The only person in this world that I will need to explain my portion of the responsibility to, is of course, my son. He's much too young now to understand the implications of the marriage between his father and I or why it was not possible for us to have remained together, but at some point, I will need to sit down with him and answer the many questions that I know he will have.

I will say this right now. Each of us (his father and I) have a different version of the story to tell.
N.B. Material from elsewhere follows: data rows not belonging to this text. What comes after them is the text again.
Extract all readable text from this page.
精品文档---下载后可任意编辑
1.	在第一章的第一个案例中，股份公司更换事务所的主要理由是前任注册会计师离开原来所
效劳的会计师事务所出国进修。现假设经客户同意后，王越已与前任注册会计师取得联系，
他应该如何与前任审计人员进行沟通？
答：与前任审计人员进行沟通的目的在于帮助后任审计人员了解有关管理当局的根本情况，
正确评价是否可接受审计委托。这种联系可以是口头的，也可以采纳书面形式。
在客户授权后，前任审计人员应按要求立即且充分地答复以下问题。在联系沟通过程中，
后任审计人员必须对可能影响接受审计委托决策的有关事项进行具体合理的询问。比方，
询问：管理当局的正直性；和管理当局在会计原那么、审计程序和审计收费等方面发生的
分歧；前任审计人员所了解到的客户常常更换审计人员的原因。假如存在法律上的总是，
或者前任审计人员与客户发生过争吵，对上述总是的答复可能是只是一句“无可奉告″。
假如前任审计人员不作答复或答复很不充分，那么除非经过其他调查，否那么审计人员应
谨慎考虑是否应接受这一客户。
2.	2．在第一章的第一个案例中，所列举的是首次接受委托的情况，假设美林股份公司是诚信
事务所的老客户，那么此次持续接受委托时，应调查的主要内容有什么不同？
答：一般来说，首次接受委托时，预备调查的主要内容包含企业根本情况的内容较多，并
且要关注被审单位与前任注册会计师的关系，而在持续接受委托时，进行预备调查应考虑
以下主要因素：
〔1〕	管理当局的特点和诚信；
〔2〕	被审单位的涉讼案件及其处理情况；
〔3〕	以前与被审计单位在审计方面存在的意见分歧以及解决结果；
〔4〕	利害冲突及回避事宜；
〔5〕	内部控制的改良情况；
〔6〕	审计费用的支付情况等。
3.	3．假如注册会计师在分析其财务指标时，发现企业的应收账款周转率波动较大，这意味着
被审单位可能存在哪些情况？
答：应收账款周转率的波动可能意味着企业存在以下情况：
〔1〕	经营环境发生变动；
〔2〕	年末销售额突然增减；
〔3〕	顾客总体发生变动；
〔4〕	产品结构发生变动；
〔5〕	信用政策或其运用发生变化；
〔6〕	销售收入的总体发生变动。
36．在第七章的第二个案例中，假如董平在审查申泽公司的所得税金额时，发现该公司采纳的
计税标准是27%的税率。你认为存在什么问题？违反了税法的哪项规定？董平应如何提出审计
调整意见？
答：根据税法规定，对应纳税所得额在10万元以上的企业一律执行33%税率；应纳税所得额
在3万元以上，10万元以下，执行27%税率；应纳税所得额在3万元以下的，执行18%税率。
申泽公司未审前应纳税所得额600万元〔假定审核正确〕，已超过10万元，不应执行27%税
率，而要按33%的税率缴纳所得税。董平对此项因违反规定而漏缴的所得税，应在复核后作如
And I'm certain that over time, those versions will be altered with what we recall and what we want to remember as our own truth, however different and separate those truths may be.

I am proud of my son for having the courage to deal with such a major disruption in his life and I am equally proud of his father, for having the strength and courage to walk away when he did. And I am just as proud of myself for having the strength and courage to not give up, to fight harder for the life that I want for my son and for standing up to those who weren't sure if they agreed with my course of action.



It's official. I am no longer a married woman. I'm a 30-year-old, single, working mom, newly divorced. It sounds less scary for me to say this out loud than it probably is for most married (or never married) people to hear.

We all have different paths in life that take us in directions that even we can't predict. I believe mine was chosen for me and although it's been a bumpy ride, I'm still moving, now at a faster pace, and I can't wait to see what's around the bend.

3 comments:

Unknown said...

Bravo and Congratulations!
We are proud of you and very
happy for your new and wonderful
future. Love always,
Mom n Papa :)

Anonymous said...

Congratulations on having the strength to do what's the right thing for you, and to make this all into a positive thing for you and your son.

HIP_M0M said...

Thanks, Jen. Single moms need all the encouragement we can get!